Accueil > Societe >

L’essence frelatée dans le viseur

L’opération de déguerpissement n’épargne pas la vente de l’essence frelatée. Après le fort message lancé par le préfet Modeste Toboula le 04 janvier 2017 aux commerçants de ce liquide prohibé, il passe aux actes. La journée du samedi 07 janvier 2017 a été noire pour les distributeurs de ce carburant de la contrebande.
"Dura led, sed lex" pour dire, "la loi est dure mais c’est la loi".

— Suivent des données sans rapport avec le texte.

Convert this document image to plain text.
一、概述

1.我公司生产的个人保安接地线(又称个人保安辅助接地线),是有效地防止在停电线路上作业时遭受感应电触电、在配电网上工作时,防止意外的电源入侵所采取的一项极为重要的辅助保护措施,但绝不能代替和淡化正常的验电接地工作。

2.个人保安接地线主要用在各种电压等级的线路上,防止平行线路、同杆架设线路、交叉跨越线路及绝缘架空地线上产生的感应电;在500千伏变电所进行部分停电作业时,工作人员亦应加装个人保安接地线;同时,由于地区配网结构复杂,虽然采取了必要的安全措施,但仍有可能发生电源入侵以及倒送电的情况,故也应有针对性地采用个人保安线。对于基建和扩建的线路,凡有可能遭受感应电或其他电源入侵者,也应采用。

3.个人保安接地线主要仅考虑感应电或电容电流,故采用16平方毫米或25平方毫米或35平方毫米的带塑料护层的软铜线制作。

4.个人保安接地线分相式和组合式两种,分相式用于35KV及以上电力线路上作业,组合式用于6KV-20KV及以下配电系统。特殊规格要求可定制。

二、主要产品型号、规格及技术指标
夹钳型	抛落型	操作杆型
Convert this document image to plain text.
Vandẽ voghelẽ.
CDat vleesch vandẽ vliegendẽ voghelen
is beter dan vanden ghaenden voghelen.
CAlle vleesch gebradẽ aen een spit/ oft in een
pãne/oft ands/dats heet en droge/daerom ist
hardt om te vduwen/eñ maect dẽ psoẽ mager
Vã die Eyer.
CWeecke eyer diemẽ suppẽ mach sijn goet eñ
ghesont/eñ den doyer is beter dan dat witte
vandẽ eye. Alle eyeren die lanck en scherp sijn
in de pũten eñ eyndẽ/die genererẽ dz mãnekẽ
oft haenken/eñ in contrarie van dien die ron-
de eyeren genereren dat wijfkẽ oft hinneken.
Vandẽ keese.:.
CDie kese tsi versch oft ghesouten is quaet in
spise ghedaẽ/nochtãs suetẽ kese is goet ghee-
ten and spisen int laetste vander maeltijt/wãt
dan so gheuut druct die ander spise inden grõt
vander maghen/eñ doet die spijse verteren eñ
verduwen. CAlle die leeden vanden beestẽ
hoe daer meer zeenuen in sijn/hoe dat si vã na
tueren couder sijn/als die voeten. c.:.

Le préfet Modeste Toboula transforme ses propos en actes. Lors de sa première sortie le 04 janvier 2016 dans le cadre du déguerpissement sur le tronçon Fidjrossè-Houéyiho, le préfet a profité de l’occasion pour envoyer un message aux acteurs de commercialisation d’essence frelatée. Il a formellement interdit aux vendeurs d’essence "kpayo" de ne plus revenir s’installer après l’opération, car en cas de récidive, ils seront présentés au procureur. Quelques jours après ce message qui tenait en même temps lieu d’avertissement solennel, le préfet, assisté d’un fort contingent des forces de l’ordre, comme à l’accoutumée, est passé à la phase répressive. Sans tergiverser, l’homme fort du Littoral a ordonné aux forces de l’ordre de détruire tous les objets utilisés pour faire écouler le liquide incriminé. La moisson était bonne. Des centaines de bouteilles cassées, des tabourets détruits, des bidons d’essence saisis et vidés de leur contenu sous le regard impuissant de leurs propriétaires. Pour le préfet, c’est un signal très fort qui vient d’être donné pour montrer aux populations que l’Etat ne blague pas. « Ce n’est pas une opération d’amusement. Je voudrais demander à tous les vendeurs d’essence frelatée de faire preuve de responsabilité. Quand on interdit la vente de l’essence frelatée au niveau de nos grandes artères, il faut respecter la mesure première car ce sera une traque matin, midi et soir, du lundi au lundi pour récupérer tout objet, tout bidon d’essence frelatée qui sera au bord de nos grandes artères. », a-t-il martelé avant d’ajouter que tous les pollueurs sous n’importe quelle forme seront sévèrement punis.